Glenda Lappan has come a long way - from farm girl in southern Georgia to MSU Distinguished Professor of Mathematics. Due to her perseverance, and her dedication as a mathematics teacher and researcher, there has been a startling transformation in the way middle school mathematics is taught today.
Lappan, an only child, grew up in a family that didn't have a lot of financial resources. Whenever she was asked about going to college, she'd respond: "I know that we don't have money, but I have a plan. I'm going to work really hard, I'm going to save my money, and some day I'm going to get to go to college."

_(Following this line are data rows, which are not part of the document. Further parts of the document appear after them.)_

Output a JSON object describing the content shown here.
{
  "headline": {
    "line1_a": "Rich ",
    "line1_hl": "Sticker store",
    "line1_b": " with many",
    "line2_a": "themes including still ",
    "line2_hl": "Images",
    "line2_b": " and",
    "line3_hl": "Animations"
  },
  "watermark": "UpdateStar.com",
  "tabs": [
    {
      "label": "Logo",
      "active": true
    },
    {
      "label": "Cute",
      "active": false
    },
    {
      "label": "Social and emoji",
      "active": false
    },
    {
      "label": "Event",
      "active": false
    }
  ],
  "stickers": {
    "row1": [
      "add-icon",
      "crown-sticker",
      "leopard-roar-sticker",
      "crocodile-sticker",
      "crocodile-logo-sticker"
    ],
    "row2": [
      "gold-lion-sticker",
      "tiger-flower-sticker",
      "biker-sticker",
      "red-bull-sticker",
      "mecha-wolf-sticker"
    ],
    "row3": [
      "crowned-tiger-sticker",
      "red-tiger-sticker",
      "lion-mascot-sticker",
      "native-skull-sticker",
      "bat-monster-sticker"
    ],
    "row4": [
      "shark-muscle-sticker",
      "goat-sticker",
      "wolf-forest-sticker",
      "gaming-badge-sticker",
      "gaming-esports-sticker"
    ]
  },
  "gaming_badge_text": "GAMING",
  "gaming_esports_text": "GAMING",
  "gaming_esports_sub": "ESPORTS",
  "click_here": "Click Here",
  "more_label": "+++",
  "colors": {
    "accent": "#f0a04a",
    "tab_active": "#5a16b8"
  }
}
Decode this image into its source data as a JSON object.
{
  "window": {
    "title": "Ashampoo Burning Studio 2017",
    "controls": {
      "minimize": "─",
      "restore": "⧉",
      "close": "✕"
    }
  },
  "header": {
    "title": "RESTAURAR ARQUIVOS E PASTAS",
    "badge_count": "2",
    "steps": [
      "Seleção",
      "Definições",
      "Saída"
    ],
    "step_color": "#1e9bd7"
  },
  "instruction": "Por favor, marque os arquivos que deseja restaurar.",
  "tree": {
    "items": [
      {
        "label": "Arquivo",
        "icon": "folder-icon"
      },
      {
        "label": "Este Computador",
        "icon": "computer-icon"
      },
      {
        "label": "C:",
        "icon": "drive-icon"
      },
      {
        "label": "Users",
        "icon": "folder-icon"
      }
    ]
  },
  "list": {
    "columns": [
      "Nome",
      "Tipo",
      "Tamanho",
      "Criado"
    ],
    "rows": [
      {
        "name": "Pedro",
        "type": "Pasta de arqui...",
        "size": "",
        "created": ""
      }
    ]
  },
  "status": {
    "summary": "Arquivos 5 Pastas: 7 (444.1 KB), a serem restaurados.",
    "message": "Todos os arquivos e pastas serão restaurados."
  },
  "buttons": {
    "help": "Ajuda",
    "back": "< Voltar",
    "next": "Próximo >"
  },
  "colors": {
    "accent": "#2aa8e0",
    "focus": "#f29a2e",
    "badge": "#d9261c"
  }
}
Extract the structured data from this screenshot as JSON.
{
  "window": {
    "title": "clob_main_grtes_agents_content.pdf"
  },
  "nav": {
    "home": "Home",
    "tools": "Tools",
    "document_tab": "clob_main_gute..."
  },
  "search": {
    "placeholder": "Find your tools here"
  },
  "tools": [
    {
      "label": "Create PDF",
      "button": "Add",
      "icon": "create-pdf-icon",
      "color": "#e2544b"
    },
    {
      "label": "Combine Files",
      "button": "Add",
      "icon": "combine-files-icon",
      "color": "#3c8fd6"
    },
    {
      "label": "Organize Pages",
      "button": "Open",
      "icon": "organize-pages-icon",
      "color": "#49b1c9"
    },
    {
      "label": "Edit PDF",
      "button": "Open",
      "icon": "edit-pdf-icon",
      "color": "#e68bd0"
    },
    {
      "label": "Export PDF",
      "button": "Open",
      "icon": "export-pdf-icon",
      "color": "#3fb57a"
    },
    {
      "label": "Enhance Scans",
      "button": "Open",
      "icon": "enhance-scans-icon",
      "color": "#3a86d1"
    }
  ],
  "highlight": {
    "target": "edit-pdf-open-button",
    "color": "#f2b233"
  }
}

And she did. She was awarded a full scholarship and earned her bachelor's degree from Mercer University in 1961. She taught high school mathematics in Douglas, GA, and then earned her master's and doctoral degrees from the University of Georgia in 1963 and 1965, respectively.
Lappan joined MSU as an assistant mathematics professor in 1965. After teaching mathematics and mathematics education for 10 years, she turned her attention to mathematics curriculum research.
With colleagues Elizabeth Phillips and the late William Fitzgerald, Lappan developed the Connected Mathematics Project (CMP), a curriculum now used by approximately 30 percent of all middle schools in the United States. The third edition of the curriculum - CMP3 - was published in fall 2013.
In 1998, Lappan was designated University Distinguished Professor in recognition of the importance of her work. In 2002, the Lappan-Phillips-Fitzgerald Endowed Chair in Mathematics Education was created in honor of CMP's three founders.
Lappan will retire this spring after 50 years at MSU. She plans to spend time traveling with her husband.